University of Toronto rejects calls to dump holdings in fossil fuel industry

The University of Toronto has rejected recommendations to sell off its fossil fuel investments, but says it will consider environmental, social and governance factors in making investment decisions.

Universities in Canada have been weighing whether to dump their holdings in fossil fuel companies

Students at the University of Toronto at a rally, demanding their school divest from fossil fuel holdings. On Wednesday March 30, the university's president Meric Gertler (right) rejected calls for the school to divest from its holdings in the fossil fuel industry. (MILAN ILNYCKYJ/PROVIDED)

The University of Toronto has rejected recommendations to sell off its fossil fuel investments, but says it will consider environmental, social and governance factors in making investment decisions.

The decision was immediately labelled cowardly by the group that has been pushing the university to divest itself of stocks from companies that contribute to climate change. 

"We have the support of hundreds of faculty, alumni and students," said Amanda Harvey-Sanchez of 350Toronto.org. "For president Gertler to go against his own committee is shameful and appalling."

In a report released Wednesday, university president Meric Gertler said not investing in fossil fuel companies would have limited impact because "such firms only account for one-quarter of Canada's greenhouse gas emissions."

Gertler said it would be more effective for the institution to work with other organizations to increase transparency about carbon use and encourage companies to emit less.

He said the university will come up with principles to "enable consideration" of such factors in future investments, look for ways to use its shareholder influence to reduce climate risk and report annually on those efforts.

It will also consider signing on to the Carbon Disclosure Project as well as the Montreal Carbon Pledge, in which investors disclose the carbon footprint of their investments, he said. 

A divestment report by a panel of university faculty members presented to Gertler last December went much further.

"The committee believes ... that targeted and principled divestment from companies in the fossil fuels industry that meet certain criteria ... should be an important part of the University of Toronto's response to the challenges of climate change," it said.

It suggested the university should drop investments in companies that knowingly distribute misinformation about climate change or get more than 10 per cent of their revenue from unconventional fossil fuels or "aggressive" extraction, such as open-pit oilsands mines, Arctic drilling or thermal coal.

Harvey-Sanchez, a student at the university, said Gertler's response to the recommendations assumes "we can reward people for doing a bad thing well.

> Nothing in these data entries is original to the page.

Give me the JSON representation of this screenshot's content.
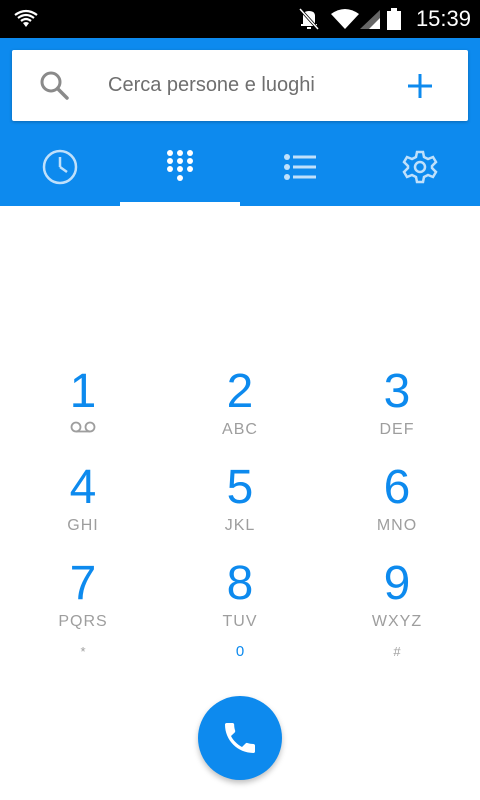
{
  "statusbar": {
    "time": "15:39",
    "icons": [
      "wifi-icon",
      "mute-icon",
      "wifi-signal-icon",
      "cell-signal-icon",
      "battery-icon"
    ]
  },
  "search": {
    "placeholder": "Cerca persone e luoghi",
    "icon": "search-icon",
    "add_icon": "plus-icon"
  },
  "tabs": [
    {
      "name": "recents",
      "icon": "clock-icon",
      "selected": false
    },
    {
      "name": "dialpad",
      "icon": "dialpad-icon",
      "selected": true
    },
    {
      "name": "contacts",
      "icon": "list-icon",
      "selected": false
    },
    {
      "name": "settings",
      "icon": "gear-icon",
      "selected": false
    }
  ],
  "dialpad": {
    "keys": [
      {
        "digit": "1",
        "letters": ""
      },
      {
        "digit": "2",
        "letters": "ABC"
      },
      {
        "digit": "3",
        "letters": "DEF"
      },
      {
        "digit": "4",
        "letters": "GHI"
      },
      {
        "digit": "5",
        "letters": "JKL"
      },
      {
        "digit": "6",
        "letters": "MNO"
      },
      {
        "digit": "7",
        "letters": "PQRS"
      },
      {
        "digit": "8",
        "letters": "TUV"
      },
      {
        "digit": "9",
        "letters": "WXYZ"
      }
    ],
    "star": "*",
    "zero": "0",
    "hash": "#"
  },
  "colors": {
    "accent": "#0d8aee",
    "statusbar": "#000000",
    "muted_text": "#9e9e9e"
  },
  "call_button": {
    "icon": "phone-icon"
  }
}
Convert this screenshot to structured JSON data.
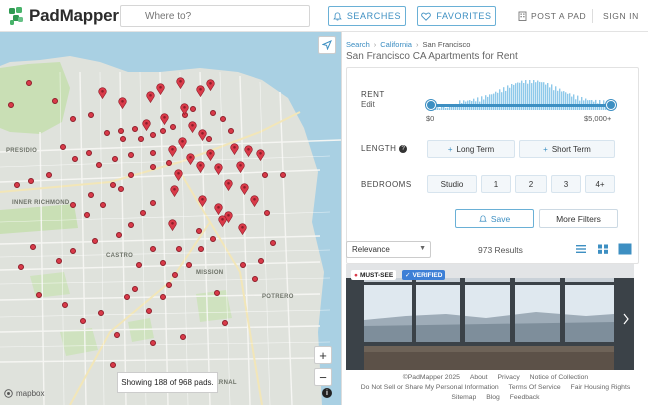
{
  "header": {
    "logo_text": "PadMapper",
    "search_placeholder": "Where to?",
    "searches_label": "SEARCHES",
    "favorites_label": "FAVORITES",
    "post_label": "POST A PAD",
    "signin_label": "SIGN IN"
  },
  "map": {
    "labels": {
      "presidio": "PRESIDIO",
      "inner_richmond": "INNER RICHMOND",
      "castro": "CASTRO",
      "bernal": "BERNAL",
      "mission": "MISSION",
      "potrero": "POTRERO"
    },
    "showing_text": "Showing 188 of 968 pads.",
    "zoom_in": "+",
    "zoom_out": "−",
    "attribution": "mapbox",
    "info": "i"
  },
  "panel": {
    "breadcrumbs": [
      "Search",
      "California",
      "San Francisco"
    ],
    "breadcrumb_sep": "›",
    "page_title": "San Francisco CA Apartments for Rent",
    "rent": {
      "label": "RENT",
      "edit": "Edit",
      "min_label": "$0",
      "max_label": "$5,000+",
      "selected_min_fraction": 0.0,
      "selected_max_fraction": 1.0
    },
    "length": {
      "label": "LENGTH",
      "options": [
        "Long Term",
        "Short Term"
      ]
    },
    "bedrooms": {
      "label": "BEDROOMS",
      "options": [
        "Studio",
        "1",
        "2",
        "3",
        "4+"
      ]
    },
    "save_label": "Save",
    "more_filters_label": "More Filters",
    "sort": {
      "selected": "Relevance"
    },
    "results_text": "973 Results",
    "listing": {
      "badge_must_see": "MUST-SEE",
      "badge_verified": "VERIFIED"
    },
    "footer": {
      "row1": [
        "©PadMapper 2025",
        "About",
        "Privacy",
        "Notice of Collection"
      ],
      "row2": [
        "Do Not Sell or Share My Personal Information",
        "Terms Of Service",
        "Fair Housing Rights"
      ],
      "row3": [
        "Sitemap",
        "Blog",
        "Feedback"
      ]
    }
  },
  "colors": {
    "accent": "#3d8fc2",
    "pin": "#d93a49",
    "histogram": "#8ec9ea",
    "must_see": "#d93a49",
    "verified": "#3d7fd6"
  }
}
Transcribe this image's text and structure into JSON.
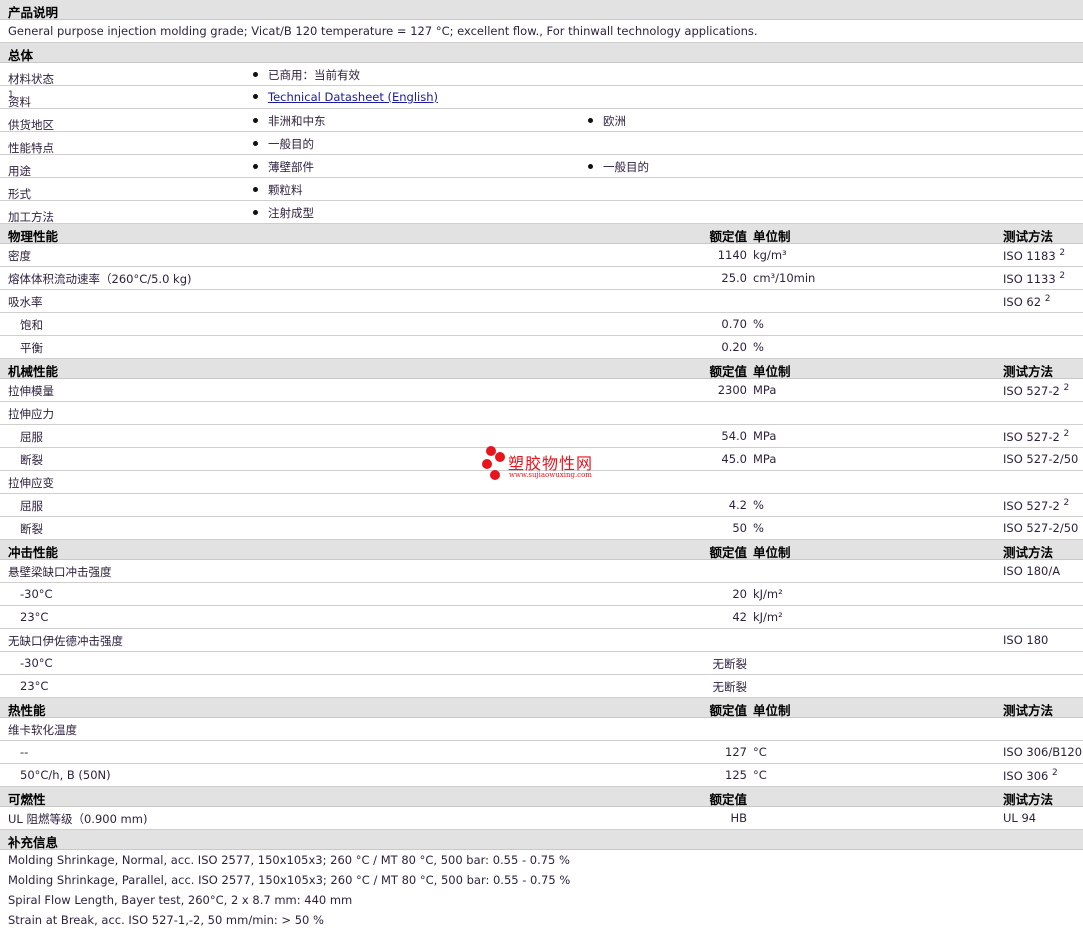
{
  "sections": [
    {
      "title": "产品说明",
      "type": "text",
      "rows": [
        {
          "text": "General purpose injection molding grade; Vicat/B 120 temperature = 127 °C; excellent flow., For thinwall technology applications."
        }
      ]
    },
    {
      "title": "总体",
      "type": "bullets",
      "rows": [
        {
          "label": "材料状态",
          "items": [
            "已商用：当前有效"
          ]
        },
        {
          "label": "资料",
          "sup": "1",
          "items": [
            "Technical Datasheet (English)"
          ],
          "link": true
        },
        {
          "label": "供货地区",
          "items": [
            "非洲和中东",
            "欧洲"
          ]
        },
        {
          "label": "性能特点",
          "items": [
            "一般目的"
          ]
        },
        {
          "label": "用途",
          "items": [
            "薄壁部件",
            "一般目的"
          ]
        },
        {
          "label": "形式",
          "items": [
            "颗粒料"
          ]
        },
        {
          "label": "加工方法",
          "items": [
            "注射成型"
          ]
        }
      ]
    },
    {
      "title": "物理性能",
      "type": "props",
      "col_value": "额定值",
      "col_unit": "单位制",
      "col_test": "测试方法",
      "rows": [
        {
          "label": "密度",
          "value": "1140",
          "unit": "kg/m³",
          "test": "ISO 1183",
          "sup": "2"
        },
        {
          "label": "熔体体积流动速率（260°C/5.0 kg)",
          "value": "25.0",
          "unit": "cm³/10min",
          "test": "ISO 1133",
          "sup": "2"
        },
        {
          "label": "吸水率",
          "test": "ISO 62",
          "sup": "2"
        },
        {
          "label": "饱和",
          "indent": true,
          "value": "0.70",
          "unit": "%"
        },
        {
          "label": "平衡",
          "indent": true,
          "value": "0.20",
          "unit": "%"
        }
      ]
    },
    {
      "title": "机械性能",
      "type": "props",
      "col_value": "额定值",
      "col_unit": "单位制",
      "col_test": "测试方法",
      "rows": [
        {
          "label": "拉伸模量",
          "value": "2300",
          "unit": "MPa",
          "test": "ISO 527-2",
          "sup": "2"
        },
        {
          "label": "拉伸应力"
        },
        {
          "label": "屈服",
          "indent": true,
          "value": "54.0",
          "unit": "MPa",
          "test": "ISO 527-2",
          "sup": "2"
        },
        {
          "label": "断裂",
          "indent": true,
          "value": "45.0",
          "unit": "MPa",
          "test": "ISO 527-2/50"
        },
        {
          "label": "拉伸应变"
        },
        {
          "label": "屈服",
          "indent": true,
          "value": "4.2",
          "unit": "%",
          "test": "ISO 527-2",
          "sup": "2"
        },
        {
          "label": "断裂",
          "indent": true,
          "value": "50",
          "unit": "%",
          "test": "ISO 527-2/50"
        }
      ]
    },
    {
      "title": "冲击性能",
      "type": "props",
      "col_value": "额定值",
      "col_unit": "单位制",
      "col_test": "测试方法",
      "rows": [
        {
          "label": "悬壁梁缺口冲击强度",
          "test": "ISO 180/A"
        },
        {
          "label": "-30°C",
          "indent": true,
          "value": "20",
          "unit": "kJ/m²"
        },
        {
          "label": "23°C",
          "indent": true,
          "value": "42",
          "unit": "kJ/m²"
        },
        {
          "label": "无缺口伊佐德冲击强度",
          "test": "ISO 180"
        },
        {
          "label": "-30°C",
          "indent": true,
          "value": "无断裂"
        },
        {
          "label": "23°C",
          "indent": true,
          "value": "无断裂"
        }
      ]
    },
    {
      "title": "热性能",
      "type": "props",
      "col_value": "额定值",
      "col_unit": "单位制",
      "col_test": "测试方法",
      "rows": [
        {
          "label": "维卡软化温度"
        },
        {
          "label": "--",
          "indent": true,
          "value": "127",
          "unit": "°C",
          "test": "ISO 306/B120"
        },
        {
          "label": "50°C/h, B (50N)",
          "indent": true,
          "value": "125",
          "unit": "°C",
          "test": "ISO 306",
          "sup": "2"
        }
      ]
    },
    {
      "title": "可燃性",
      "type": "props",
      "col_value": "额定值",
      "col_test": "测试方法",
      "rows": [
        {
          "label": "UL 阻燃等级（0.900 mm)",
          "value": "HB",
          "test": "UL 94"
        }
      ]
    },
    {
      "title": "补充信息",
      "type": "notes",
      "rows": [
        {
          "text": "Molding Shrinkage, Normal, acc. ISO 2577, 150x105x3; 260 °C / MT 80 °C, 500 bar: 0.55 - 0.75 %"
        },
        {
          "text": "Molding Shrinkage, Parallel, acc. ISO 2577, 150x105x3; 260 °C / MT 80 °C, 500 bar: 0.55 - 0.75 %"
        },
        {
          "text": "Spiral Flow Length, Bayer test, 260°C, 2 x 8.7 mm: 440 mm"
        },
        {
          "text": "Strain at Break, acc. ISO 527-1,-2, 50 mm/min: > 50 %"
        }
      ]
    }
  ],
  "watermark": {
    "name": "塑胶物性网",
    "url": "www.sujiaowuxing.com"
  }
}
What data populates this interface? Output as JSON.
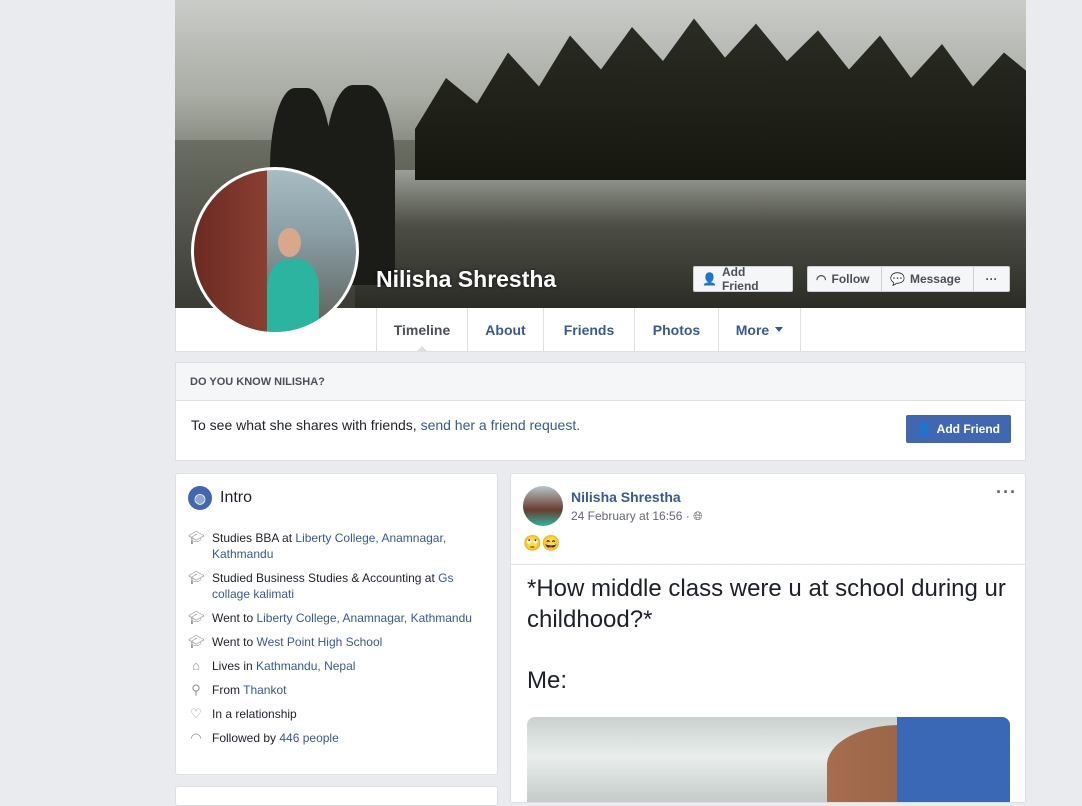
{
  "profile": {
    "name": "Nilisha Shrestha",
    "actions": {
      "add_friend": "Add Friend",
      "follow": "Follow",
      "message": "Message",
      "more": "···"
    }
  },
  "tabs": [
    {
      "label": "Timeline",
      "active": true
    },
    {
      "label": "About"
    },
    {
      "label": "Friends"
    },
    {
      "label": "Photos"
    },
    {
      "label": "More"
    }
  ],
  "know": {
    "heading": "DO YOU KNOW NILISHA?",
    "text": "To see what she shares with friends, ",
    "link": "send her a friend request.",
    "button": "Add Friend"
  },
  "intro": {
    "title": "Intro",
    "items": [
      {
        "icon": "graduation-cap-icon",
        "text": "Studies BBA at ",
        "link": "Liberty College, Anamnagar, Kathmandu"
      },
      {
        "icon": "graduation-cap-icon",
        "text": "Studied Business Studies & Accounting at ",
        "link": "Gs collage kalimati"
      },
      {
        "icon": "graduation-cap-icon",
        "text": "Went to ",
        "link": "Liberty College, Anamnagar, Kathmandu"
      },
      {
        "icon": "graduation-cap-icon",
        "text": "Went to ",
        "link": "West Point High School"
      },
      {
        "icon": "home-icon",
        "text": "Lives in ",
        "link": "Kathmandu, Nepal"
      },
      {
        "icon": "location-pin-icon",
        "text": "From ",
        "link": "Thankot"
      },
      {
        "icon": "heart-icon",
        "text": "In a relationship",
        "link": ""
      },
      {
        "icon": "rss-icon",
        "text": "Followed by ",
        "link": "446 people"
      }
    ]
  },
  "post": {
    "author": "Nilisha Shrestha",
    "time": "24 February at 16:56 ·",
    "emoji": "🙄😄",
    "image_text": "*How middle class were u at school during ur childhood?*",
    "image_text2": "Me:",
    "options": "···"
  },
  "colors": {
    "accent": "#4267b2",
    "link": "#385898",
    "background": "#e9ebee"
  }
}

"It's cowardly because he has the support of the entire U of T community for divestment. His decision is going against all of that support and it's a political move." 

She said the issue isn't dead. 

"We have a lot of options and we'll have to look at them all carefully."

Universities across Canada have been weighing whether to dump their holdings in fossil fuel companies. Concordia University in Montreal became what is believed to be the first Canadian university to adopt a partial divestment policy in December 2014, although that measure only applied to a $5-million fund — a fraction of the school's $130-million endowment.

The University of Calgary, McGill University in Montreal and Dalhousie University in Halifax have all decided against divestment,as did the University of British Columbia, which instead promised to create a low-carbon investment fund.